ArXiv Papers as Audiobooks (opens in new tab)

(github.com)

105 pointsAcsmaggart2y ago41 comments

41 comments

When I’ve tried listening to YouTube videos explaining, say, Attention Is All You Need, I find that I cannot do it passively at all. The first 10 or so minutes I’m nodding along, folding laundry or doing dishes, then the presenter says something like “by reifying this tensor against the priors I was just talking about, we’re able to—“ and I have to pause, rewind a couple minutes, grab a piece of paper and actually engage with what’s going on.

I have to imagine listening to raw papers (not even someone like Andrei Karpathy interpreting and presenting it) would be even more difficult. I don’t know if there’s an easy way to passively consume academic literature at all. If it’s important stuff, it will usually be pretty challenging.

chaxor2y ago

There is definetly a way to make this happen though. Little bit o' whisper, Mixtral in some RAG, and you've got yourself a buddy to talk about the paper while it's reading it to you.

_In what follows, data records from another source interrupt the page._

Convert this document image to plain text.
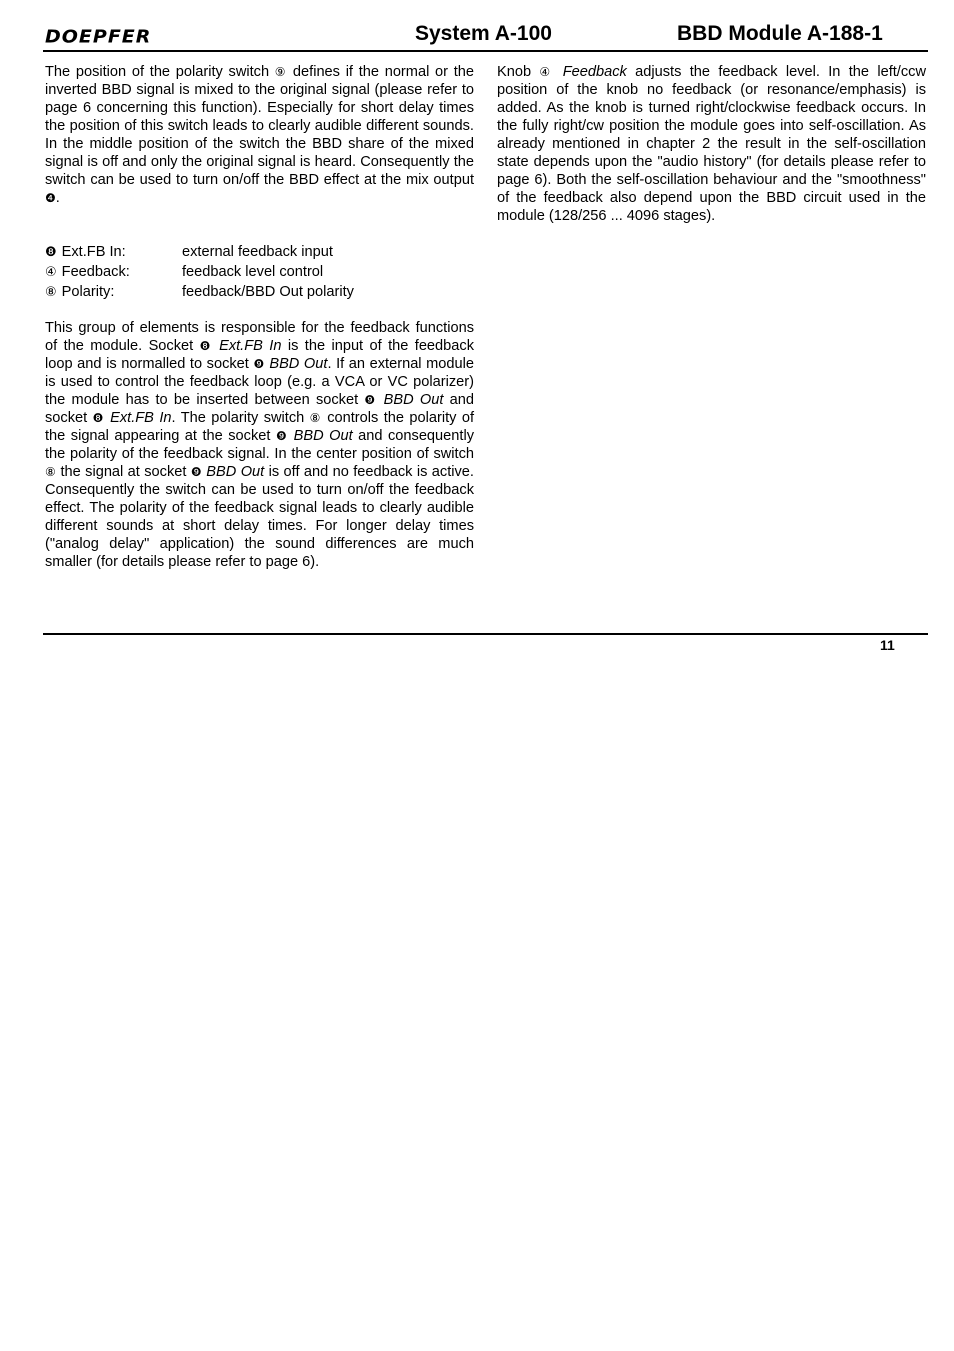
DOEPFER	System A-100	BBD Module A-188-1

The position of the polarity switch ⑨ defines if the normal or the inverted BBD signal is mixed to the original signal (please refer to page 6 concerning this function). Especially for short delay times the position of this switch leads to clearly audible different sounds. In the middle position of the switch the BBD share of the mixed signal is off and only the original signal is heard. Consequently the switch can be used to turn on/off the BBD effect at the mix output ❹.

❽ Ext.FB In:	external feedback input
④ Feedback:	feedback level control
⑧ Polarity:	feedback/BBD Out polarity

This group of elements is responsible for the feedback functions of the module. Socket ❽ Ext.FB In is the input of the feedback loop and is normalled to socket ❾ BBD Out. If an external module is used to control the feedback loop (e.g. a VCA or VC polarizer) the module has to be inserted between socket ❾ BBD Out and socket ❽ Ext.FB In. The polarity switch ⑧ controls the polarity of the signal appearing at the socket ❾ BBD Out and consequently the polarity of the feedback signal. In the center position of switch ⑧ the signal at socket ❾ BBD Out is off and no feedback is active. Consequently the switch can be used to turn on/off the feedback effect. The polarity of the feedback signal leads to clearly audible different sounds at short delay times. For longer delay times ("analog delay" application) the sound differences are much smaller (for details please refer to page 6).

Knob ④ Feedback adjusts the feedback level. In the left/ccw position of the knob no feedback (or resonance/emphasis) is added. As the knob is turned right/clockwise feedback occurs. In the fully right/cw position the module goes into self-oscillation. As already mentioned in chapter 2 the result in the self-oscillation state depends upon the "audio history" (for details please refer to page 6). Both the self-oscillation behaviour and the "smoothness" of the feedback also depend upon the BBD circuit used in the module (128/256 ... 4096 stages).

11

Of course everyone will immediately say this is dangerous and it may mislead you by giving wrong explanations, etc etc. and then others will counter with 'it will definitely get better over time' (the best models as products are ~3 years behind the improvements being show in academic work for example). However, ultimately this is just a neat product to make, even if it has some bugs. Listening to TTS right now spends about half the time reading jumbled numbers from tables and listing off author names. So just tackling that alone (which this would do much better) would be valuable.

3abiton2y ago

But listening to a paper passively is the not the same thing as being mentally prepared to converse with an LLM about a dense topic. I feel the usecases are quite different, and I doubt that there is a middle ground between listening passively and learning a complex topic. But maybe I am missing something.

1 more reply

vibrio2y ago

I came to post essentially this. I could listen to review articles in a area I'm familiar with, but listening to primary papers could never work for me.

Gooblebrai2y ago

It also really depends on what type of papers. Psychology papers are very accessible to audio format as are, in general, quite comprehensive.

rhelz2y ago

Just listening while doing nothing else is soporific, but I can imagine finding this invaluable if I had a long commute to work.

beacon2942y ago

I use a combined approach of pre listening then reading the technical writing later sometimes

reader50002y ago

Visual reading of dense papers also leads to failing to understand concepts or distractions.

chaxor2y ago

This is a great point. People will complain if LMs are applying to anything, but ultimately it improves accessibility, and allows for someone to dive deeper when needed.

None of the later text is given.